A teoria coletivista não racional considera que os atores são guiados por ideias e emoções. Esse
domínio da subjetividade, apesar de interno, é estruturado a partir dos processos de socialização
(encontros com “objetos” externos), onde as estruturas externas se tornam internas ao self.
“Somente se esse processo de internalização for reconhecido, a subjetividade e a motivação
podem se tornar tópicos da teoria social (...). A volição individual torna-se parte da ordem
social, e a vida social real envolve negociação, não entre o indivíduo social e seu mundo, mas
entre o self social e o mundo social” (pgs.51 e 52). O custo é que essa teoria subestima a tensão
existente entre vontade individual e ordem coletiva.
A questão é: todo teórico social parte de um desses conjuntos de pressupostos, as vias que já
estão pavimentados para serem percorridas, oferecendo tanto um conjunto de possibilidades
quanto de restrições. Todas as posições teóricas possuem seus próprios dilemas particulares.
“As teorias sociológicas não são simplesmente tentativas de explicar o mundo, mas também
esforços de avaliá-lo, para chegar a uma acordo sobre questões mais amplas de significado. (...)
Por esse motivo, elas sempre devem ser lidas contra o plano de fundo político de sua época. (...)
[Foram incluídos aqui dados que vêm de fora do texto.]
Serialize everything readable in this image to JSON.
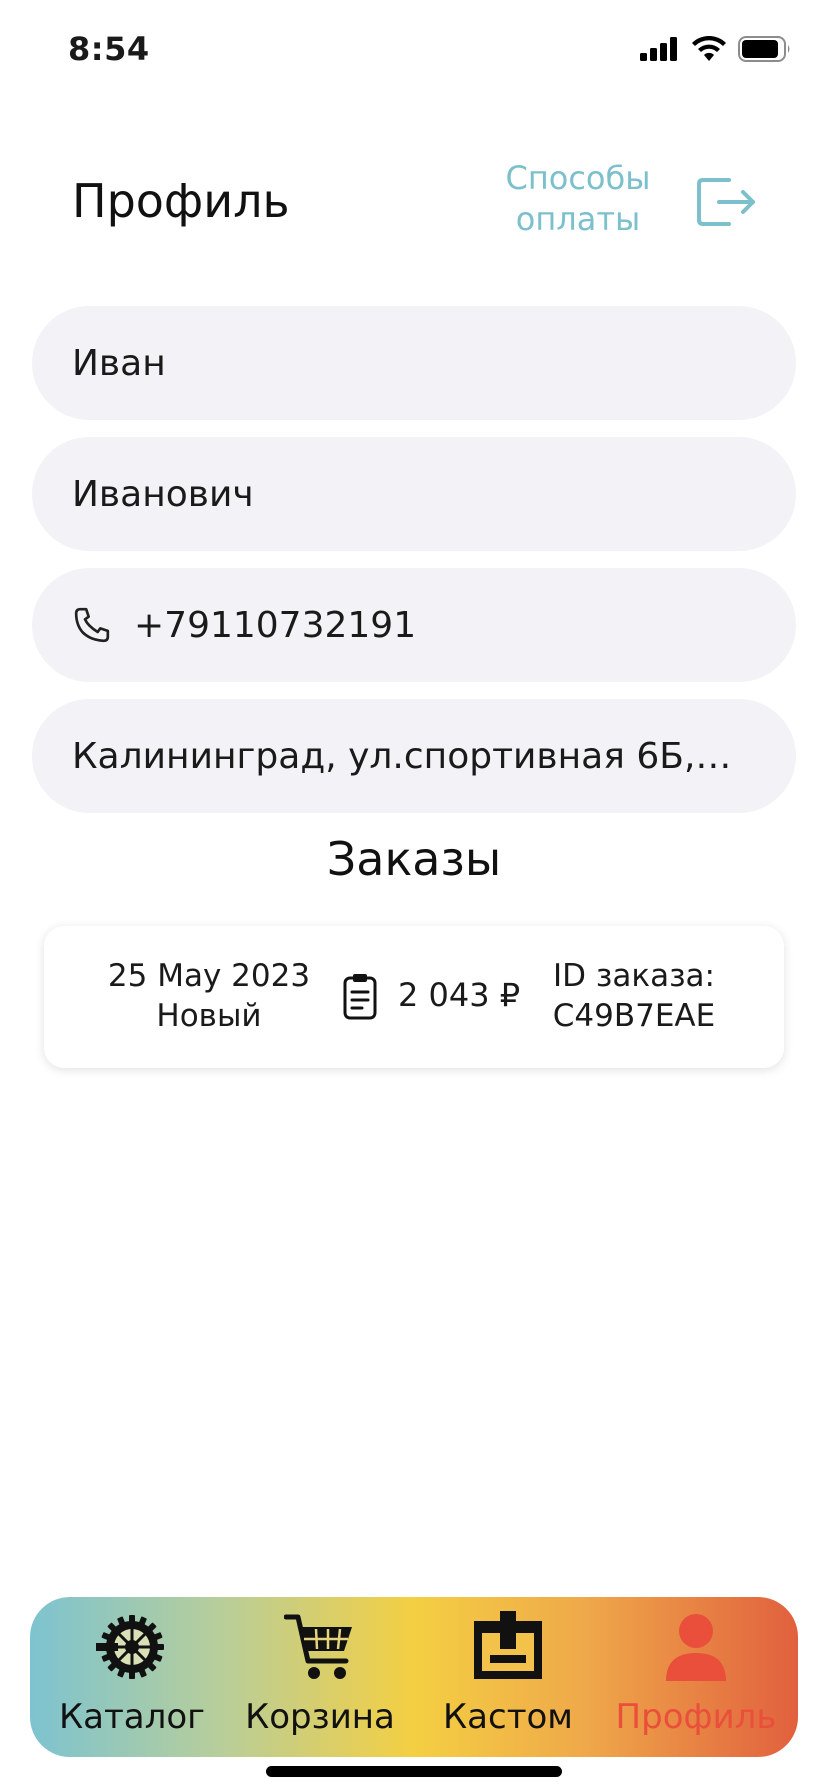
{
  "status": {
    "time": "8:54"
  },
  "header": {
    "title": "Профиль",
    "payment_methods": "Способы оплаты",
    "payment_line1": "Способы",
    "payment_line2": "оплаты"
  },
  "profile": {
    "first_name": "Иван",
    "patronymic": "Иванович",
    "phone": "+79110732191",
    "address": "Калининград, ул.спортивная 6Б, 2..."
  },
  "orders": {
    "title": "Заказы",
    "items": [
      {
        "date": "25 May 2023",
        "status": "Новый",
        "total": "2 043 ₽",
        "id_label": "ID заказа:",
        "id": "C49B7EAE"
      }
    ]
  },
  "tabbar": {
    "items": [
      {
        "label": "Каталог",
        "icon": "bicycle-gear-icon"
      },
      {
        "label": "Корзина",
        "icon": "cart-icon"
      },
      {
        "label": "Кастом",
        "icon": "box-icon"
      },
      {
        "label": "Профиль",
        "icon": "person-icon"
      }
    ],
    "active_color": "#e94f3b"
  },
  "colors": {
    "accent": "#7cc0cc",
    "field_bg": "#f3f3f7"
  }
}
Se uma teoria não pode ser útil para análises empíricas concretas, ela falha. Se uma teoria é
percebida como dependente de proposições empíricas erradas, ela é desacreditada” (pgs.54 e
55).
- O contexto das teorias sociológicas contemporâneas
Nesse tópico, Alexander discute sobre o pano de fundo no qual foram articuladas as teorias
sociológicas clássicas, de 1850 a 1920, especialmente em Marx, Weber e Durkheim.
Interessante como ele situa nesses teóricos os pressupostos tratados no tópico anterior. Aqui ele
também situa o movimento de passagem e troca entre a teoria europeia e estadunidense para
explicar o contexto de surgimento de Talcott Parson, que Alexander considera como aquele que
criou a estrutura do debate contemporâneo e com o qual estabelece intenso diálogo.